How can one evaluate $\int \frac{1}{\sqrt{x^2+x-1}}dx$?
Our professor has given us this integral to think about and I've no idea what to do to solve it. I understand there's probably a substitution somewhere but i can't figure out how. The integral calculators I've used online haven't been helpful enough to explain exactly what to do and why I did it.
First we want to factorise the denominator, in order to set up a convenient substitution: $$\int\frac1{\sqrt{x^2+x+1}}\mathrm{d}x$$ can be rewritten as $$\frac2{\sqrt3}\int\frac1{\sqrt{(\frac2{\sqrt3}x+\frac1{\sqrt3})^2+1}}\mathrm{d}x$$ by completing the square and rescaling the constant term in the denominator.

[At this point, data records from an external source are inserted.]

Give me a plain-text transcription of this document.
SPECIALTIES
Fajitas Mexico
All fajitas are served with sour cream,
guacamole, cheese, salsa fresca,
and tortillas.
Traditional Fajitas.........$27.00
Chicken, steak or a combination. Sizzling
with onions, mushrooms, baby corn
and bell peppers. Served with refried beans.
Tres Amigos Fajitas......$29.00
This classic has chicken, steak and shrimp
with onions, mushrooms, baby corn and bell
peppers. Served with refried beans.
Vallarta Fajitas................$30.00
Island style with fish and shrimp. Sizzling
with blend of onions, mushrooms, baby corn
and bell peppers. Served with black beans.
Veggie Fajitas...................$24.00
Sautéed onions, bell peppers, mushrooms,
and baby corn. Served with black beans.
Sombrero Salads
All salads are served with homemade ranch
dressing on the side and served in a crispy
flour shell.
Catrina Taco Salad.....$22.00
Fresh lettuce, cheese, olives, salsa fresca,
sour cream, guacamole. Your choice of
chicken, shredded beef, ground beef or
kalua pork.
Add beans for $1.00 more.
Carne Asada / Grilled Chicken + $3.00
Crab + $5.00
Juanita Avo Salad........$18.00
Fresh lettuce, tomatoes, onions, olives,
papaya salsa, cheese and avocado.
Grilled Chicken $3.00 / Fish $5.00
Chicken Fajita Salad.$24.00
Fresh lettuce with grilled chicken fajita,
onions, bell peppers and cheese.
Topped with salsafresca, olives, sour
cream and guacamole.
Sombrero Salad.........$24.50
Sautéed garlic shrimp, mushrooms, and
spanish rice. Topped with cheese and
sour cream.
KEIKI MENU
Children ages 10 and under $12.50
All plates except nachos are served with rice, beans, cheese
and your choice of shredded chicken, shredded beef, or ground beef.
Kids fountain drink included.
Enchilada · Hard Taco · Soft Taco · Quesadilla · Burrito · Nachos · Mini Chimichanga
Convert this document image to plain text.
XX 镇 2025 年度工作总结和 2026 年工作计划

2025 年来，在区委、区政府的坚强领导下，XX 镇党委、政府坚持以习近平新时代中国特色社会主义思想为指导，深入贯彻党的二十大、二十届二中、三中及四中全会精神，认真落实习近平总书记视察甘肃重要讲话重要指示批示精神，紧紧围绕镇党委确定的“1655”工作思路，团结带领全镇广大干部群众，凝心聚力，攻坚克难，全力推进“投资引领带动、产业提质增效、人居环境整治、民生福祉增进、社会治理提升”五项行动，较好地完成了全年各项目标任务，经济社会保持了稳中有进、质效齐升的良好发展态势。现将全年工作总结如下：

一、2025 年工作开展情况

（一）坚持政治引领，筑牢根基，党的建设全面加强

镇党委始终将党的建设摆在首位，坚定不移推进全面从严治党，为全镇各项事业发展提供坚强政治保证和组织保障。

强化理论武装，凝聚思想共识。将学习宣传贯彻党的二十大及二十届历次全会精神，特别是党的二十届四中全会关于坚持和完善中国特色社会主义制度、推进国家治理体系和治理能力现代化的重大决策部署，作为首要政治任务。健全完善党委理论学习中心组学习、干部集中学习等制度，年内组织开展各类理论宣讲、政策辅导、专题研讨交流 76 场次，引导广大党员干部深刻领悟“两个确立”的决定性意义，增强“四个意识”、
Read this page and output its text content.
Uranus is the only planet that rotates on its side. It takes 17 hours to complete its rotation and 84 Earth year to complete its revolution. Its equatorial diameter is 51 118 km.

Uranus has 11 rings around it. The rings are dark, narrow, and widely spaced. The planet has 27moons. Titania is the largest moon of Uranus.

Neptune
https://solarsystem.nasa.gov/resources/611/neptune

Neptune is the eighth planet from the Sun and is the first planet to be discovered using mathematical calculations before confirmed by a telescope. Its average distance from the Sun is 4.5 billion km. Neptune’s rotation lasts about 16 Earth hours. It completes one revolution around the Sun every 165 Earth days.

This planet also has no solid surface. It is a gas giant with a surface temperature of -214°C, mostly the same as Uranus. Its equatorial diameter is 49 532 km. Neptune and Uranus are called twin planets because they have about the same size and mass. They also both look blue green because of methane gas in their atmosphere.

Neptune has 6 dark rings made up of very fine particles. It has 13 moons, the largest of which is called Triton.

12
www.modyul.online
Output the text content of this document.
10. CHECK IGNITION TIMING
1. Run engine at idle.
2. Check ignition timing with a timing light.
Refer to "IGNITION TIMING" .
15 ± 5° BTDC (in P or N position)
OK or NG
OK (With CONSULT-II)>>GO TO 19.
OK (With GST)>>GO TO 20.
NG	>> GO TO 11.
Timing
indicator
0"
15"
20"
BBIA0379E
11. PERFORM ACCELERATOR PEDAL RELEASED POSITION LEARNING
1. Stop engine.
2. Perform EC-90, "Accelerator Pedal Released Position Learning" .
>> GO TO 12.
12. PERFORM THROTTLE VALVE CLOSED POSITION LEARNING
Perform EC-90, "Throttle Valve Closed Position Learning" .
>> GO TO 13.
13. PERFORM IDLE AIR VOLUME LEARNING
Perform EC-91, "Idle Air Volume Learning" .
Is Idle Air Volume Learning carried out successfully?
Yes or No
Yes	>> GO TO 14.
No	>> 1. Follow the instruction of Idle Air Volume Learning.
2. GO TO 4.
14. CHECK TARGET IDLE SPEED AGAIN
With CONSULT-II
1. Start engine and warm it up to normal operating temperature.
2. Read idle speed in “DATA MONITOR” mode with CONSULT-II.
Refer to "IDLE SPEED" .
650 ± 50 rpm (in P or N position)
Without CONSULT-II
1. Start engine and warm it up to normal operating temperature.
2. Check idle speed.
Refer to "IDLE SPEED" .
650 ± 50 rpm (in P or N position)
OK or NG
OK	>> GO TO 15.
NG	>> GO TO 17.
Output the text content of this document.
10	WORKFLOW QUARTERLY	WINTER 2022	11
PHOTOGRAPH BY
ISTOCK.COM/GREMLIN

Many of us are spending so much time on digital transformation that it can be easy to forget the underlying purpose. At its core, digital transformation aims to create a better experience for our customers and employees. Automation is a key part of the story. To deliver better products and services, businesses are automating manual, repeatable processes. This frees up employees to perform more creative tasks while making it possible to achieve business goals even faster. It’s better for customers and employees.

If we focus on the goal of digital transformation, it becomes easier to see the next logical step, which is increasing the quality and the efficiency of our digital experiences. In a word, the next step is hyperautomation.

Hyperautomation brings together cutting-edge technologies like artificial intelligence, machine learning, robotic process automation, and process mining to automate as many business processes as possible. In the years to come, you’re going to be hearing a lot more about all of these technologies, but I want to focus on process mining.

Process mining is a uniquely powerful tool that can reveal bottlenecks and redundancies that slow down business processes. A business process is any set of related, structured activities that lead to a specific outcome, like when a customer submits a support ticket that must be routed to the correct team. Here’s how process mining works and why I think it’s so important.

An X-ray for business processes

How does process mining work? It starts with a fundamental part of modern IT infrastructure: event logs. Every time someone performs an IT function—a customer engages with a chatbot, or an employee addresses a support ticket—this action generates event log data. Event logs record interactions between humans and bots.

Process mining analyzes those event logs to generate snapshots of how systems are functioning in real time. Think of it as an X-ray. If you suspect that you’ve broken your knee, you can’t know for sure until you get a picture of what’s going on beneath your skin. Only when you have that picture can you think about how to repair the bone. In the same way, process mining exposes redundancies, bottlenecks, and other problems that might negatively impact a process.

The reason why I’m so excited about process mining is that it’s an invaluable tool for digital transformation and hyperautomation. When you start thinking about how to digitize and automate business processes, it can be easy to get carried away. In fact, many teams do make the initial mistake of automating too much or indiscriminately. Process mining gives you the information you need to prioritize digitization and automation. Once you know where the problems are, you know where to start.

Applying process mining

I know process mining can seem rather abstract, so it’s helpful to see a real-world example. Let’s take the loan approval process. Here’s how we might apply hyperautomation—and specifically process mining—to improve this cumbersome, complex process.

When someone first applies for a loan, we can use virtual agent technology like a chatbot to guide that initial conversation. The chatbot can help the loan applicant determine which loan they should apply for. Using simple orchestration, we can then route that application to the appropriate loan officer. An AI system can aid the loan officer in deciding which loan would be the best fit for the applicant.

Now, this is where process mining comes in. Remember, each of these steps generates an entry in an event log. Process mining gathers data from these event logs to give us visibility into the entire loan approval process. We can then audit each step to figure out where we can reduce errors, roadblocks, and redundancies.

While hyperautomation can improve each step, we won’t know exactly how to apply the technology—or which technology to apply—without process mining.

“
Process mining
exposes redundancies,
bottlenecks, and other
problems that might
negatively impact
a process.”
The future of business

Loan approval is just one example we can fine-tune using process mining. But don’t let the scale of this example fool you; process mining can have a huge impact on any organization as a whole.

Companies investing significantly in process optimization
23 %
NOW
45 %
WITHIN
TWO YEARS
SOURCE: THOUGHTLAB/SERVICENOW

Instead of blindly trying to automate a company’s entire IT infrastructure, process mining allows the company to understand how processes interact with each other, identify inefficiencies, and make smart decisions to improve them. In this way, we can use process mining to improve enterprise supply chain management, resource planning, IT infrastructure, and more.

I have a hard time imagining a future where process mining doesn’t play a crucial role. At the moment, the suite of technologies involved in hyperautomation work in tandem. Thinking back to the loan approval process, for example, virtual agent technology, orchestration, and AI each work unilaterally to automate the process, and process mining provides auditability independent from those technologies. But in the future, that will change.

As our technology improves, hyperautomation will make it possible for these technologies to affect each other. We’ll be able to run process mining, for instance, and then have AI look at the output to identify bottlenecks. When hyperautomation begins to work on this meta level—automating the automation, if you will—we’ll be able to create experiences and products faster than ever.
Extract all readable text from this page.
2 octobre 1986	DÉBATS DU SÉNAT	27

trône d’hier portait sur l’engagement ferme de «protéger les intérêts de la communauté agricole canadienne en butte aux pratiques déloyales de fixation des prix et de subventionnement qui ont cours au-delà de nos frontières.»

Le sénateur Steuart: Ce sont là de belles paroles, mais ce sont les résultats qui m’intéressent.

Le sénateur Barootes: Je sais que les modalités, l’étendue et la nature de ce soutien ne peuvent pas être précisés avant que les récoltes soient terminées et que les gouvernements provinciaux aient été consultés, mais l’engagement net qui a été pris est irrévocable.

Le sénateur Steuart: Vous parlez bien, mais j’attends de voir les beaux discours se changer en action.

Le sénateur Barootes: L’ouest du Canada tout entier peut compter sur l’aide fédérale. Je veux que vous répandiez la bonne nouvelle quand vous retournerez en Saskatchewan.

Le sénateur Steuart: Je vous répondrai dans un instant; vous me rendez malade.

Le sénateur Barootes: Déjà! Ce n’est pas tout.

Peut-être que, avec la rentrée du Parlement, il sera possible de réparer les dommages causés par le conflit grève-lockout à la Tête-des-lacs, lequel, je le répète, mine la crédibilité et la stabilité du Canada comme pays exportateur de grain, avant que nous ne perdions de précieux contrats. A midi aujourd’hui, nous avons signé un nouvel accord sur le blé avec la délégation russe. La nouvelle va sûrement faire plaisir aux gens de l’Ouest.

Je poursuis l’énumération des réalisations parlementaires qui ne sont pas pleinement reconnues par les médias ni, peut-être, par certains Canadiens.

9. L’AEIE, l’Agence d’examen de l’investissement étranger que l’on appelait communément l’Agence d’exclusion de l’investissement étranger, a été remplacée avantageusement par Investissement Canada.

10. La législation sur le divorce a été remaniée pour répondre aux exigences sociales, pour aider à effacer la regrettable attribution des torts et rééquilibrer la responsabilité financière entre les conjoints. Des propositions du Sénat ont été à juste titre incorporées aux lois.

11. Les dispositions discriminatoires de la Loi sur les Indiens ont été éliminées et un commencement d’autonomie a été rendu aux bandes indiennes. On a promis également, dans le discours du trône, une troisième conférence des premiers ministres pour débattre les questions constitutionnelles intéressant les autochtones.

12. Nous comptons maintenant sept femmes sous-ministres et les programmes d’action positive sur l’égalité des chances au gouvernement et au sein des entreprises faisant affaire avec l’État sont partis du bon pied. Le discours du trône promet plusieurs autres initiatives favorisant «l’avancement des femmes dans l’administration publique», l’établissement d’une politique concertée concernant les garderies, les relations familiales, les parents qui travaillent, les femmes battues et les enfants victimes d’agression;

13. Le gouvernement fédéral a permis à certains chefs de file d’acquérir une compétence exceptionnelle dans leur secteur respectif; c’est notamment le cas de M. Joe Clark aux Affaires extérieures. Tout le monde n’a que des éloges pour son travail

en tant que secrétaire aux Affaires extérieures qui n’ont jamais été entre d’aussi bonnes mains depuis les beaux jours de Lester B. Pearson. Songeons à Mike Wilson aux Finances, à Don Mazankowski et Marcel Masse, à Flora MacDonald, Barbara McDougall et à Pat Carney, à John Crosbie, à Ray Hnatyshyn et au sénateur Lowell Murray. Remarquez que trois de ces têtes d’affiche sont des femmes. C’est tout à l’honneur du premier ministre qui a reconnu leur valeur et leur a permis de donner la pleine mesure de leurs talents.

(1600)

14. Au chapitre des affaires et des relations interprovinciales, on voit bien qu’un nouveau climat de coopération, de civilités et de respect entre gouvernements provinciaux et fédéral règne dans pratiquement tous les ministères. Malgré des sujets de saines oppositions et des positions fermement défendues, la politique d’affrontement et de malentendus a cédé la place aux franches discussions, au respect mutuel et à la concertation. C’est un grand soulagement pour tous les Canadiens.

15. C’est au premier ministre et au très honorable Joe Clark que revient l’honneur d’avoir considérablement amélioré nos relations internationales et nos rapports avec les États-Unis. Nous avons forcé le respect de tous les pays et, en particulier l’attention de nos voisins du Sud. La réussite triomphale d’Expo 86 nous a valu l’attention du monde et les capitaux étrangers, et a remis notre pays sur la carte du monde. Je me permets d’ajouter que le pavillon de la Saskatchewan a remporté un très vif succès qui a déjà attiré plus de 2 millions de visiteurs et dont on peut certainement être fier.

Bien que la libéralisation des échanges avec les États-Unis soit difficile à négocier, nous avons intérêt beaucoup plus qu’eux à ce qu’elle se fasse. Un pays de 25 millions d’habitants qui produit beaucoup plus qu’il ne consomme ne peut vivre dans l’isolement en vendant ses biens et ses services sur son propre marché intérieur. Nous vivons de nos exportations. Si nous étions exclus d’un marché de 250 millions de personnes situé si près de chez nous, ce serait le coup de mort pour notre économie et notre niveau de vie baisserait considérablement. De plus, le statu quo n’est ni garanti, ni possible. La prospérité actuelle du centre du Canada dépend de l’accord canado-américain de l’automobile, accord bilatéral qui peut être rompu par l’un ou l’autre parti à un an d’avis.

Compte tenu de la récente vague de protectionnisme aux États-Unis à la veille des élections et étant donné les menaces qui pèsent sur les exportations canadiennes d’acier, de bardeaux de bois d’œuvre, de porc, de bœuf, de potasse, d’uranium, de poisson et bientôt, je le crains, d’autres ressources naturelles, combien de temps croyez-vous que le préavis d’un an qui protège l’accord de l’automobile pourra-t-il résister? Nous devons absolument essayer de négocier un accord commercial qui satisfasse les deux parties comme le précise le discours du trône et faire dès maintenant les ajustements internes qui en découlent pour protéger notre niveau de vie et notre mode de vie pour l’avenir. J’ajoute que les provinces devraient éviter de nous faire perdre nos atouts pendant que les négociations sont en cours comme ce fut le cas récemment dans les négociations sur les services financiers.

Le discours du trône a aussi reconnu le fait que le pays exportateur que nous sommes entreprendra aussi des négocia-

Looking at this integral, one can wishfully think "wouldnt it be nice if the messy squared term was a sinh expression? then the denominator would be $\sqrt{\cosh^2(u)}$, which would cancel very nicely." This leads to the substitution $\sinh u=\frac2{\sqrt3}x+\frac1{\sqrt3}$. Changing the variables in this way turns the integral into $$\int\frac{\cosh u}{\sqrt{sinh^2u+1}}\mathrm{d}u,$$ which is just the integral $\int1\mathrm{d}u$ due to the identity $\cosh^2u=1+\sinh^2u$. The antiderivative is therefore $u=\mathrm{arsinh}(\frac2{\sqrt3}x+\frac1{\sqrt3})$.